Besides sorting all the items, the large bags of rice and beans are broken down and put into quart ziplocks, ready for the Pantry’s bi-weekly distribution.

This 90-minute burst of activity from 140 people saved the Shared Ministry’s Food Pantry volunteers hundreds of hours of work.

In addition to all this activity, there was a presentation by Karla Rosen to Jan and Brent Stanley on behalf of the weekly exercise group that Jan hosts, as a thank you for hosting the group, and for all the community work they do. They were presented with a Heifer International cow.

 

“When a family has a cow, every morning there's a glass of rich milk for the children to drink before heading off to school," according to Heifer International. "Classes are paid with the income from the sale of milk, and there's even enough to share with the neighbors.

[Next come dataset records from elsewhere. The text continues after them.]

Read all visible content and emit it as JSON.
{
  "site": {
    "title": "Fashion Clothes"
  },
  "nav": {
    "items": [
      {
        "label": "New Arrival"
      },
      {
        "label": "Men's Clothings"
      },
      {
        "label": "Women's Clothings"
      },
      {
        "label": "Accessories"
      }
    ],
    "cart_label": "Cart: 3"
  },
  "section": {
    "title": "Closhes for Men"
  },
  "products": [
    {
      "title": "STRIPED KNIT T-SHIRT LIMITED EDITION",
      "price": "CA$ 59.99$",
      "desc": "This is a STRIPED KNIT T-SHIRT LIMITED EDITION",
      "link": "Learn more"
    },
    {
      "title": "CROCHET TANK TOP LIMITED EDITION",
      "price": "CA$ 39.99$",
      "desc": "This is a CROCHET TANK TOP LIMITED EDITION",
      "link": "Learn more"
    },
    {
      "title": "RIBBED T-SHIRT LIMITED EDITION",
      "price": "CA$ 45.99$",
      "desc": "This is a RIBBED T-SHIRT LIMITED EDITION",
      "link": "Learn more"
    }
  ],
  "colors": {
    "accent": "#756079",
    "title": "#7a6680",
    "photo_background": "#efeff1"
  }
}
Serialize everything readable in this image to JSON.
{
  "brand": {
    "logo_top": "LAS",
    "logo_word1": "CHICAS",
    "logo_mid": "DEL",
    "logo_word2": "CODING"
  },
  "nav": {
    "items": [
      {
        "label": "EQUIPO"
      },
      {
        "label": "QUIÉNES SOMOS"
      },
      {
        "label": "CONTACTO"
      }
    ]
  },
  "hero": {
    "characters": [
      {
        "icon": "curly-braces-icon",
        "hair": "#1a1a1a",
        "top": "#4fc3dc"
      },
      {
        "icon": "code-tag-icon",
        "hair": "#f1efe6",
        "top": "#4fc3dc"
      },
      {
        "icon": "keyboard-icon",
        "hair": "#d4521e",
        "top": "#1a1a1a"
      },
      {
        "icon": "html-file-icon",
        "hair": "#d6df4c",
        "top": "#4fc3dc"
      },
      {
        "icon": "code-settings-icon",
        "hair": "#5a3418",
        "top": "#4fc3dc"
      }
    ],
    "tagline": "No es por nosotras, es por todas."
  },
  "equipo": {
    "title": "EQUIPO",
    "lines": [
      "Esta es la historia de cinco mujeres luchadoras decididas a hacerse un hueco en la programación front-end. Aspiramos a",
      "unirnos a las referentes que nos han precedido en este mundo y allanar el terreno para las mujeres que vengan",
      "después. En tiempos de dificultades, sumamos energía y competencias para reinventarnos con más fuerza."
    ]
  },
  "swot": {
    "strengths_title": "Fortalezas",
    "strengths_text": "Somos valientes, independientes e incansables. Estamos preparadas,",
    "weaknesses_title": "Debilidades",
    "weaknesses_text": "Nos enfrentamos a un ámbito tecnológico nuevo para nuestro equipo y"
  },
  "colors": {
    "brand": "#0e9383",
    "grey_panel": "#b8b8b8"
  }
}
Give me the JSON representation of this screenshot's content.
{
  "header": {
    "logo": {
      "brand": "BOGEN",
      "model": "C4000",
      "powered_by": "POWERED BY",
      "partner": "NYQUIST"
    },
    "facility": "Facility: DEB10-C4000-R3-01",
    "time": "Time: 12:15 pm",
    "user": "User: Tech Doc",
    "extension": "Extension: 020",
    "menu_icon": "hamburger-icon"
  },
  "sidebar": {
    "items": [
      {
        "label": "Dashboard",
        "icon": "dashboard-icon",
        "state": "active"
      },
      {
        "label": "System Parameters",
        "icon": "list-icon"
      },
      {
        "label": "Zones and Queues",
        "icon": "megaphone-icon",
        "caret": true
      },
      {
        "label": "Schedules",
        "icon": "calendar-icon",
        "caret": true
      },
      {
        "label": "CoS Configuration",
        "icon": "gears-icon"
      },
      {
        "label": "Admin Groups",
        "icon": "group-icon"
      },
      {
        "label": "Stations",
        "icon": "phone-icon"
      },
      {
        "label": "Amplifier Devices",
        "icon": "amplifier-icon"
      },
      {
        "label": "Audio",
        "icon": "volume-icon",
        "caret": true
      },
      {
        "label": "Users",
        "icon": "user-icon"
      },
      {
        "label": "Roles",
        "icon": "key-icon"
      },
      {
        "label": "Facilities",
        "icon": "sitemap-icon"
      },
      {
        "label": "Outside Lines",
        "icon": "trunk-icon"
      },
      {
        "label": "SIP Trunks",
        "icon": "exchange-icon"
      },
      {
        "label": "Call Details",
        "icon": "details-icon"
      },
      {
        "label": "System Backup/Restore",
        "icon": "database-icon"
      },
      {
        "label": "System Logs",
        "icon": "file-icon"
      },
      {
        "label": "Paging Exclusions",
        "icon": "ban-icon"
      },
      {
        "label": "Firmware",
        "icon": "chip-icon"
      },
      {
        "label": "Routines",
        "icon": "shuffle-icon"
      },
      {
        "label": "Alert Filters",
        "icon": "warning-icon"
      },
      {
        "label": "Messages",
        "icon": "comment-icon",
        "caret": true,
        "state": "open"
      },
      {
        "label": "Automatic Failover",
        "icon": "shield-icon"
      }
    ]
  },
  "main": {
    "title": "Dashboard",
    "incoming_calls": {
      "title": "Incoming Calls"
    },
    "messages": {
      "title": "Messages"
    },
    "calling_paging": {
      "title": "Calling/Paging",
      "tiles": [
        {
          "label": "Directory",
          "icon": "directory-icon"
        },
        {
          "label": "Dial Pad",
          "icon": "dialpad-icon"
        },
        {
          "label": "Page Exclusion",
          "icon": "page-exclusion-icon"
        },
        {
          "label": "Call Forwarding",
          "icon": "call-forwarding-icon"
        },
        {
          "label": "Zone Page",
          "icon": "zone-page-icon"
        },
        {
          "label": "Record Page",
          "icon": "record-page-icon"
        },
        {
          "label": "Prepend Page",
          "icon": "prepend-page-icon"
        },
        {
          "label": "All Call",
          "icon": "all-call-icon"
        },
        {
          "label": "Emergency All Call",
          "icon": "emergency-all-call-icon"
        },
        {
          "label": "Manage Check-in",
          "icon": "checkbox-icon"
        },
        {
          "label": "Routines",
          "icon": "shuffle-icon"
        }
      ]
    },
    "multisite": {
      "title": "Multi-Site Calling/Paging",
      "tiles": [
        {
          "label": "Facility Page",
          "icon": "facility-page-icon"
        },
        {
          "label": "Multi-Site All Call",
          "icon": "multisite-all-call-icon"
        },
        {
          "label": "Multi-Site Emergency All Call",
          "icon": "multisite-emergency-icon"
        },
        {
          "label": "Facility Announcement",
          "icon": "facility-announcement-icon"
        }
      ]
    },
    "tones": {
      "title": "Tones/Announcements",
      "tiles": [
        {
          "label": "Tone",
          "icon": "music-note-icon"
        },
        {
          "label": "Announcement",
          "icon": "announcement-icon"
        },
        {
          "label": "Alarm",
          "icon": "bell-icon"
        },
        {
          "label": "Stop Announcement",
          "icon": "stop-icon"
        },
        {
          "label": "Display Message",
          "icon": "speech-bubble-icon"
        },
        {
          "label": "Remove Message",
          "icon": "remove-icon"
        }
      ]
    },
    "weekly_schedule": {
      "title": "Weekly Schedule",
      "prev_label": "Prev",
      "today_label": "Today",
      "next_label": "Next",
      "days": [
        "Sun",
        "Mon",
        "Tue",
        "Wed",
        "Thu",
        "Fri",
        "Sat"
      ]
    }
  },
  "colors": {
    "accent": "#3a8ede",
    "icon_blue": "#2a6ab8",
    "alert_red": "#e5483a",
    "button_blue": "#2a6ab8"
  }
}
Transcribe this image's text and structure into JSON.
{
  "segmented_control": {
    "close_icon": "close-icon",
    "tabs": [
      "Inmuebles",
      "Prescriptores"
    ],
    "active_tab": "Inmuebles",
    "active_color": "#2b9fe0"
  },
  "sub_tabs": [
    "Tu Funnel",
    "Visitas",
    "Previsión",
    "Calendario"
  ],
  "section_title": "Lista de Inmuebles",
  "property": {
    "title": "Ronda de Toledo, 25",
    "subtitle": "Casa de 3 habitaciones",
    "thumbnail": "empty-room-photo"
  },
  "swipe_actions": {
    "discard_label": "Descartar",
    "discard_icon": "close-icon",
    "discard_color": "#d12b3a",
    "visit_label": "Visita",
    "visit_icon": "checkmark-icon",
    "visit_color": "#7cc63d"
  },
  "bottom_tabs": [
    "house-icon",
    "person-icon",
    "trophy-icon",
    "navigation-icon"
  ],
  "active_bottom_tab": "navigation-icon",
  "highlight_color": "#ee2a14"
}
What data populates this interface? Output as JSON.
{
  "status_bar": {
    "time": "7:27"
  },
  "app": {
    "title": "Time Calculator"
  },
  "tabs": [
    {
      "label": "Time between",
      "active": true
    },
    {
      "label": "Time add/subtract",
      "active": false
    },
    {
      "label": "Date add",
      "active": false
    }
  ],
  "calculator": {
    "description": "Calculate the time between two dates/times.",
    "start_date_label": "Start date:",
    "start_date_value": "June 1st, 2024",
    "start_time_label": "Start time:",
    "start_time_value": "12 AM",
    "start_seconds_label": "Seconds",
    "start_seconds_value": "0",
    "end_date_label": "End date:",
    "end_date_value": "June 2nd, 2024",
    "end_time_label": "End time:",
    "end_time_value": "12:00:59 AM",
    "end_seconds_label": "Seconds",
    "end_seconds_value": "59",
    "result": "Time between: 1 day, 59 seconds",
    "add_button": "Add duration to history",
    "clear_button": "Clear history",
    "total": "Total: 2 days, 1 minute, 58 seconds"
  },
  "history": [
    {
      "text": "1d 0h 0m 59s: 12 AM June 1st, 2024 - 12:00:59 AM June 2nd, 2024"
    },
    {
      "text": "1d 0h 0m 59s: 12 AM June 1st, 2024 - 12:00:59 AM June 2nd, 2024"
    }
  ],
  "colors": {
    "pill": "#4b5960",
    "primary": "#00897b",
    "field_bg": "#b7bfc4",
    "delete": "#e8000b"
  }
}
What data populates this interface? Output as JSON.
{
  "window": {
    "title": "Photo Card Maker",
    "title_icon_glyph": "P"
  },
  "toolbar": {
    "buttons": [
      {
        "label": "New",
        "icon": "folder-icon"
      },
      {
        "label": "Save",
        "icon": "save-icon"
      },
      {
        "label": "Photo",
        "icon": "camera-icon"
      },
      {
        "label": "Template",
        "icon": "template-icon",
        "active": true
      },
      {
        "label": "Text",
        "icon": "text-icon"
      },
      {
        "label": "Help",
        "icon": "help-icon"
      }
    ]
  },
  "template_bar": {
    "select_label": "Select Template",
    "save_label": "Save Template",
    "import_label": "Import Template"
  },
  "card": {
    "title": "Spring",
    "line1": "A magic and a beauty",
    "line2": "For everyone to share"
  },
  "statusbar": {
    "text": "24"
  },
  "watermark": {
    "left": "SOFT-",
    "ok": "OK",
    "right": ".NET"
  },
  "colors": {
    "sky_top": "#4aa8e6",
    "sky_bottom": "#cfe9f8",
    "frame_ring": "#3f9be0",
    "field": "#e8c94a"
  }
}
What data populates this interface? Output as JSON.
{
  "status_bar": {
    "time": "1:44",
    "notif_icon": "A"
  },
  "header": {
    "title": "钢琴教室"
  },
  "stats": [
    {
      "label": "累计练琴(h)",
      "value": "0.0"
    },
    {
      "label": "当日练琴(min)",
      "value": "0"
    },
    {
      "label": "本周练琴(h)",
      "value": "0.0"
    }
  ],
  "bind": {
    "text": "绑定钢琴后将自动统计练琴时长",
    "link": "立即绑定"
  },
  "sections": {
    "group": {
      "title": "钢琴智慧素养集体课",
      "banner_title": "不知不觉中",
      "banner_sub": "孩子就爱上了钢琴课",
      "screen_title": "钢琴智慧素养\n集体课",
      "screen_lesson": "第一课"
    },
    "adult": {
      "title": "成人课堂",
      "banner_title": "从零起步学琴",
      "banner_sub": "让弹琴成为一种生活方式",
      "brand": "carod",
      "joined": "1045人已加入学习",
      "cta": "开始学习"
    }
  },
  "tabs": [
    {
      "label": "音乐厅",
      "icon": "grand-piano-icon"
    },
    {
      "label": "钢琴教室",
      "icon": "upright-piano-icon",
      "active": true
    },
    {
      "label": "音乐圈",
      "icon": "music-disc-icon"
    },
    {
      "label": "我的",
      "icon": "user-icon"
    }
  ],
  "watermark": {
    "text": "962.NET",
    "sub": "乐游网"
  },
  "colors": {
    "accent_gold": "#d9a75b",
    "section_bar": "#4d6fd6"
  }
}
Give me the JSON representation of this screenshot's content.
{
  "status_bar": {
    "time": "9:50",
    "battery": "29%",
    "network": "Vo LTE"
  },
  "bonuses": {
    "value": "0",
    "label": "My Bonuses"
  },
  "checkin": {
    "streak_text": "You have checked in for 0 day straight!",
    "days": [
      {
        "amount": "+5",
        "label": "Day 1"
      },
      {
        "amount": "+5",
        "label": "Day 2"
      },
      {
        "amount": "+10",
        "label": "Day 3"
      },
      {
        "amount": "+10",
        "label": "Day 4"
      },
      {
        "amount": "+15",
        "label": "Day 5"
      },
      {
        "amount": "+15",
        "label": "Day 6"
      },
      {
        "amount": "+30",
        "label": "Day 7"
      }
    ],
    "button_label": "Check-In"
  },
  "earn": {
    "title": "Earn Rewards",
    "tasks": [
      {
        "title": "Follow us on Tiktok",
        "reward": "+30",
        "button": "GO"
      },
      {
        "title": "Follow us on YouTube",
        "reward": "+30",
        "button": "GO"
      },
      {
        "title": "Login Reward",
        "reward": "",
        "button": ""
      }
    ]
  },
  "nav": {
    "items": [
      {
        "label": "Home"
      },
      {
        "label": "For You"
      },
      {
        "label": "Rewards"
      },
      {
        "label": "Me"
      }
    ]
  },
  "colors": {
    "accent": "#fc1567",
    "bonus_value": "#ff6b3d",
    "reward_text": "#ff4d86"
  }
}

"And because a healthy cow can produce a calf every year, every gift will be passed on and eventually help an entire community move from poverty to self reliance,” the organization says.

Additionally, the Stanleys were given a Women’s Empowerment Gift from Heifer International.

"In the developing world, where much of Heifer’s work takes place, women are responsible for producing 80 percent of the food," Heifer International said. "Yet they own less than one percent of the land.

"This gift provides Heifer training and assistance so that mothers will be able to work and become self-sufficient," the organization says. "They will be able to afford to send their children to school, pay medical bills and, most importantly, will give women a way to lift themselves out of hunger and poverty."

Judy Edmonds reported that Clo the Cow from Stornetta was disappointed she couldn’t come to help make the presentation, but sent along her stuffed double with apologies.